Death’s Game

Depuis des décennies, les asiatiques ont la réputation d’être rigoureux et disciplinés, cela grâce au confucianisme. Bien que cette façon de vivre est issue de la Chine, de Confucius, c’est en Corée qu’elle s’est ancrée. En effet, le pays du matin frais est connu pour être inflexible sur les règles de bienséance, de respect et de hiérarchie de même que sur l’honneur et la réussite de la famille. En raison de ces règles sociétales, de nombreux jeunes se retrouvent dépassés par la vie et par leur devoir. Ils refusent d’être la honte de la famille, de faire partie de ceux qui ont échoué dans un pays où l’échec est inacceptable, impardonnable. Lorsque cette situation arrive, le choix le plus fréquemment prit est le suicide. Un moyen de supprimer l’erreur, l’anomalie de la famille. Avec la pression omniprésente, la compétition au travail, en études; beaucoup succombent et sombrent dans la dépression. La Corée du Sud est par conséquent devenu le pays asiatique avec le plus haut taux de suicide. En 2019, elle est même le quatrième pays au niveau mondial.
Ce sujet, bien que tabou, fait malheureusement partie du quotidien des sud-coréens. Aussi surprenant qu’ordinaire, quelques auteurs tentent de dénoncer la société coréenne qui poussent les Hommes à se suicider. Certains plus explicitement que d’autres. Le scénariste Lee Won-Shik (이원식), a choisit une approche direct et percutante en mettant en scène la mort et le défit que cela représente.
Si tu n’arrives pas à trouver un travail avant tes 31 ans, tu seras plongé dans un profond désespoir. 14
— Citation page 14 d’un parent de Choi Lee Jae.

Choi Lee Jae (최이재) est un trentenaire poursuivi par la malchance. Il n’a plus de père, plus de copine, pas de travail, rien dans sa vie ne semble réussir. Après un énième échec de sélection pour un entretien d’embauche, il se sent inutile, incapable. De son point de vue, sa dernière solution pour sortir de cette situation de looser, c’est le suicide. Toutefois, rien ne se passe comme prévu. À peine a-t-il touché le sol après avoir sauté du toit d’un immeuble qu’il se réveille attaché dans un avion. Il n’a plus le même visage, le même âge, le même corps. Il est assit à côté d’une jeune femme qui lui annonce qu’il est bien mort mais qu’il va encore mourir 13 fois de manières différentes pour avoir insulté la mort, elle.
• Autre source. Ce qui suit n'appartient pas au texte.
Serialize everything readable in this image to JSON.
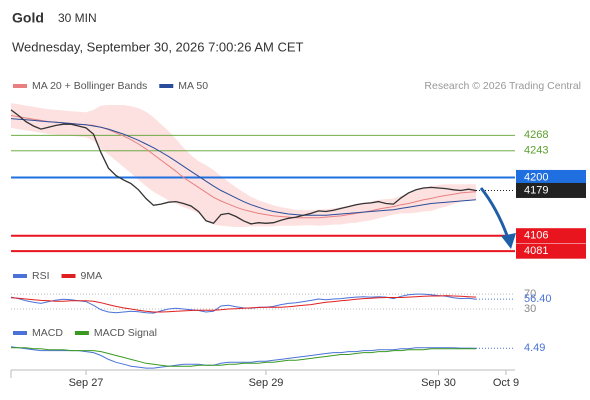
{
  "header": {
    "title": "Gold",
    "interval": "30 MIN",
    "timestamp": "Wednesday, September 30, 2026 7:00:26 AM CET"
  },
  "chart_data": [
    {
      "type": "line",
      "source": "Research © 2026 Trading Central",
      "ylim": [
        4070,
        4325
      ],
      "values": [
        4309,
        4300,
        4290,
        4283,
        4278,
        4281,
        4284,
        4286,
        4286,
        4283,
        4280,
        4270,
        4240,
        4215,
        4203,
        4196,
        4190,
        4180,
        4166,
        4155,
        4157,
        4160,
        4161,
        4158,
        4154,
        4145,
        4130,
        4126,
        4140,
        4142,
        4137,
        4130,
        4125,
        4127,
        4126,
        4127,
        4131,
        4134,
        4136,
        4139,
        4142,
        4146,
        4145,
        4147,
        4150,
        4153,
        4156,
        4158,
        4159,
        4161,
        4158,
        4157,
        4167,
        4175,
        4180,
        4183,
        4184,
        4183,
        4182,
        4180,
        4179,
        4181,
        4179,
        null,
        null,
        null,
        null
      ],
      "series": [
        {
          "name": "MA 20 + Bollinger Bands",
          "color": "#e88080",
          "band_color": "#fde0e0",
          "values": [
            4300,
            4298,
            4296,
            4294,
            4292,
            4290,
            4289,
            4288,
            4287,
            4286,
            4285,
            4284,
            4281,
            4277,
            4272,
            4267,
            4261,
            4254,
            4246,
            4237,
            4228,
            4219,
            4210,
            4200,
            4192,
            4184,
            4176,
            4168,
            4162,
            4157,
            4152,
            4148,
            4145,
            4142,
            4140,
            4138,
            4137,
            4136,
            4135,
            4135,
            4135,
            4135,
            4136,
            4137,
            4138,
            4140,
            4142,
            4144,
            4146,
            4149,
            4151,
            4153,
            4156,
            4158,
            4161,
            4164,
            4166,
            4169,
            4171,
            4173,
            4175,
            4176,
            4177,
            null,
            null,
            null,
            null
          ],
          "upper": [
            4320,
            4318,
            4316,
            4314,
            4312,
            4310,
            4309,
            4308,
            4307,
            4306,
            4305,
            4309,
            4316,
            4317,
            4317,
            4317,
            4315,
            4312,
            4306,
            4297,
            4286,
            4275,
            4262,
            4248,
            4236,
            4226,
            4220,
            4212,
            4202,
            4193,
            4184,
            4176,
            4169,
            4163,
            4159,
            4155,
            4152,
            4150,
            4148,
            4147,
            4147,
            4148,
            4149,
            4150,
            4152,
            4154,
            4157,
            4159,
            4161,
            4164,
            4165,
            4166,
            4170,
            4174,
            4179,
            4183,
            4186,
            4188,
            4189,
            4189,
            4189,
            4189,
            4189,
            null,
            null,
            null,
            null
          ],
          "lower": [
            4280,
            4278,
            4276,
            4274,
            4272,
            4270,
            4269,
            4268,
            4267,
            4266,
            4265,
            4259,
            4246,
            4237,
            4227,
            4217,
            4207,
            4196,
            4186,
            4177,
            4170,
            4163,
            4158,
            4152,
            4148,
            4142,
            4132,
            4124,
            4122,
            4121,
            4120,
            4120,
            4121,
            4121,
            4121,
            4121,
            4122,
            4122,
            4122,
            4123,
            4123,
            4122,
            4123,
            4124,
            4124,
            4126,
            4127,
            4129,
            4131,
            4134,
            4137,
            4140,
            4142,
            4142,
            4143,
            4145,
            4146,
            4150,
            4153,
            4157,
            4161,
            4163,
            4165,
            null,
            null,
            null,
            null
          ]
        },
        {
          "name": "MA 50",
          "color": "#2a4d9b",
          "values": [
            4295,
            4294,
            4293,
            4292,
            4291,
            4290,
            4289,
            4288,
            4287,
            4286,
            4285,
            4283,
            4281,
            4278,
            4274,
            4270,
            4265,
            4260,
            4254,
            4248,
            4241,
            4234,
            4226,
            4218,
            4210,
            4202,
            4194,
            4186,
            4179,
            4173,
            4167,
            4161,
            4156,
            4152,
            4148,
            4145,
            4143,
            4141,
            4140,
            4139,
            4139,
            4139,
            4139,
            4140,
            4141,
            4142,
            4143,
            4144,
            4145,
            4146,
            4147,
            4148,
            4150,
            4152,
            4154,
            4156,
            4158,
            4159,
            4160,
            4161,
            4162,
            4163,
            4164,
            null,
            null,
            null,
            null
          ]
        }
      ],
      "levels": [
        {
          "value": 4268,
          "color": "#5aa02c",
          "boxed": false
        },
        {
          "value": 4243,
          "color": "#5aa02c",
          "boxed": false
        },
        {
          "value": 4200,
          "color": "#1f6fe0",
          "boxed": true
        },
        {
          "value": 4179,
          "color": "#222222",
          "boxed": true
        },
        {
          "value": 4106,
          "color": "#e8141e",
          "boxed": true
        },
        {
          "value": 4081,
          "color": "#e8141e",
          "boxed": true
        }
      ]
    },
    {
      "type": "line",
      "ylim": [
        6,
        89
      ],
      "yticks": [
        30,
        70
      ],
      "current": {
        "value": 56.4,
        "label": "56.40"
      },
      "series": [
        {
          "name": "RSI",
          "color": "#4a72d8",
          "values": [
            62,
            58,
            52,
            48,
            45,
            50,
            54,
            56,
            55,
            52,
            50,
            40,
            28,
            22,
            20,
            22,
            24,
            23,
            20,
            19,
            25,
            30,
            32,
            30,
            28,
            26,
            22,
            24,
            38,
            40,
            36,
            33,
            32,
            35,
            35,
            37,
            42,
            45,
            47,
            50,
            53,
            57,
            55,
            57,
            58,
            60,
            62,
            63,
            62,
            63,
            62,
            58,
            64,
            68,
            70,
            70,
            68,
            66,
            64,
            60,
            58,
            59,
            56.4,
            null,
            null,
            null,
            null
          ]
        },
        {
          "name": "9MA",
          "color": "#e02020",
          "values": [
            60,
            59,
            57,
            55,
            53,
            52,
            51,
            51,
            52,
            52,
            52,
            51,
            47,
            42,
            37,
            33,
            30,
            27,
            24,
            22,
            22,
            23,
            24,
            25,
            26,
            27,
            27,
            27,
            28,
            30,
            31,
            32,
            33,
            34,
            35,
            35,
            35,
            36,
            38,
            40,
            42,
            45,
            48,
            50,
            52,
            54,
            56,
            58,
            59,
            60,
            61,
            61,
            61,
            62,
            63,
            64,
            65,
            65,
            66,
            65,
            64,
            63,
            62,
            null,
            null,
            null,
            null
          ]
        }
      ]
    },
    {
      "type": "line",
      "ylim": [
        -20,
        15
      ],
      "current": 4.49,
      "categories": [
        null,
        null,
        null,
        null,
        null,
        null,
        null,
        null,
        null,
        null,
        "Sep 27",
        null,
        null,
        null,
        null,
        null,
        null,
        null,
        null,
        null,
        null,
        null,
        null,
        null,
        null,
        null,
        null,
        null,
        null,
        null,
        null,
        null,
        null,
        null,
        "Sep 29",
        null,
        null,
        null,
        null,
        null,
        null,
        null,
        null,
        null,
        null,
        null,
        null,
        null,
        null,
        null,
        null,
        null,
        null,
        null,
        null,
        null,
        null,
        "Sep 30",
        null,
        null,
        null,
        null,
        null,
        null,
        null,
        null,
        "Oct 9"
      ],
      "series": [
        {
          "name": "MACD",
          "color": "#4a72d8",
          "values": [
            6,
            5,
            4,
            3,
            2,
            2,
            2,
            2,
            2,
            2,
            1,
            0,
            -3,
            -7,
            -10,
            -12,
            -14,
            -15,
            -16,
            -16,
            -15,
            -14,
            -13,
            -12,
            -12,
            -12,
            -13,
            -13,
            -11,
            -10,
            -10,
            -10,
            -10,
            -9,
            -9,
            -8,
            -7,
            -6,
            -5,
            -4,
            -3,
            -2,
            -1,
            0,
            0,
            1,
            1,
            2,
            2,
            3,
            3,
            3,
            4,
            4,
            5,
            5,
            5,
            5,
            5,
            5,
            4.6,
            4.6,
            4.49,
            null,
            null,
            null,
            null
          ]
        },
        {
          "name": "MACD Signal",
          "color": "#3a9a20",
          "values": [
            5,
            5,
            5,
            4,
            4,
            3,
            3,
            3,
            2,
            2,
            2,
            2,
            1,
            -1,
            -3,
            -5,
            -7,
            -9,
            -11,
            -12,
            -13,
            -14,
            -14,
            -14,
            -14,
            -13,
            -13,
            -13,
            -13,
            -12,
            -12,
            -11,
            -11,
            -11,
            -10,
            -10,
            -9,
            -8,
            -8,
            -7,
            -6,
            -5,
            -4,
            -3,
            -2,
            -2,
            -1,
            0,
            0,
            1,
            1,
            2,
            2,
            3,
            3,
            3,
            4,
            4,
            4,
            4,
            4,
            4,
            4,
            null,
            null,
            null,
            null
          ]
        }
      ]
    }
  ]
}
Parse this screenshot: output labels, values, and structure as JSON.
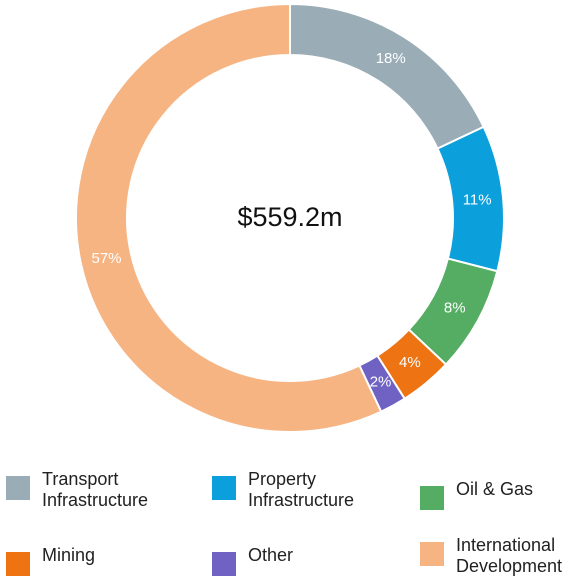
{
  "chart_data": {
    "type": "pie",
    "center_label": "$559.2m",
    "slices": [
      {
        "name": "Transport\nInfrastructure",
        "value": 18,
        "label": "18%",
        "color": "#9aacb6"
      },
      {
        "name": "Property\nInfrastructure",
        "value": 11,
        "label": "11%",
        "color": "#0b9fdc"
      },
      {
        "name": "Oil & Gas",
        "value": 8,
        "label": "8%",
        "color": "#54ad62"
      },
      {
        "name": "Mining",
        "value": 4,
        "label": "4%",
        "color": "#ee7312"
      },
      {
        "name": "Other",
        "value": 2,
        "label": "2%",
        "color": "#7062c2"
      },
      {
        "name": "International\nDevelopment",
        "value": 57,
        "label": "57%",
        "color": "#f6b483"
      }
    ]
  }
}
Cependant, s’il arrive à l’éviter, il pourra continuer la vie qu’il a pris en cours de route. C’est une punition que lui inflige la mort elle-même pour l’avoir prise avec légèreté. Va-t-il réussir à survivre ou va-t-il mourir définitivement ?
Death’s Game (이제 곧 죽습니다-2019) est un webcomic dramatique traitant d’un sujet bien sombre; la mort. Ici, toutes les façons d’y accéder sont représentés : le suicide, la noyade, le passage à tabacs, le meurtre… Bien qu’il n’y ait pas de représentations détaillées ni de grandes quantités de sang, ce livre est déconseillé aux mineurs. Les sujets traités sont rudes et bouleversants en plus d’être abordés de manière plus ou moins violente. L’auteur met en lumière toutes les ombres de la société et de l’humanité coréenne. Il crée des personnages aux caractéristiques diverses pouvant parfois avoir commis les plus atroces des crimes. Les lecteurs peuvent y voir une repentance des personnes par le biais de Lee Jae qui, grâce à sa punition, entre dans leurs corps et tente de changer leur vie.
J’ai moins peur de mourir que de rester en vie dans ce merdier.
— Citation issu du personnage Choi Lee Jae
Le personnage de la mort peut-être vu comme la représentation de Dieu ou de l’un de ses anges. En effet, pour faire comprendre au protagoniste la gravité et la souffrance de la mort (phrase répétée plusieurs fois), la mort lui fait vivre plusieurs vies. Tels les feuilletons pendant la période de Noël où un ange vient mettre à l’épreuve les personnages pour qu’ils se rendent compte des problèmes dans leurs vies, la jeune femme fait comprendre à Lee Jae l’importance de vivre en le tuant plusieurs fois. Le jeune homme qui avait écrit dans son testament qu’il pouvait contrôler la mort (page 29) se retrouve à devoir y échapper.
Dans ses différentes vies, le protagoniste fait face à diverses situations et âges. Nous y retrouvons des gangsters, des tueurs mais aussi des magiciens et des enfants. Et bien que ces personnes soient plus ou moins riches, ce qui importe à Lee Jae c’est la situation économique, le métier mais surtout, la notoriété. En effet, lorsqu’il se retrouve dans un corps d’enfant, sa première pensée est de réussir scolairement car, pour lui, réussir dans la vie, c’est être dans la médecine ou en droit. Ceci est un exemple direct d’une société où l’on pousse les personnes à faire un métier rapportant de l’argent et une renommé plutôt qu’un métier que l’on aime. Ce qui pousse les parents à donner une pression à leur enfant qui engendre angoisse, stress et parfois même dépression.
Si tu arrives à échapper à la mort, tu pourras continuer à vivre comme si de rien n’était “ 27
— Citation page 27 du personnage de la Mort.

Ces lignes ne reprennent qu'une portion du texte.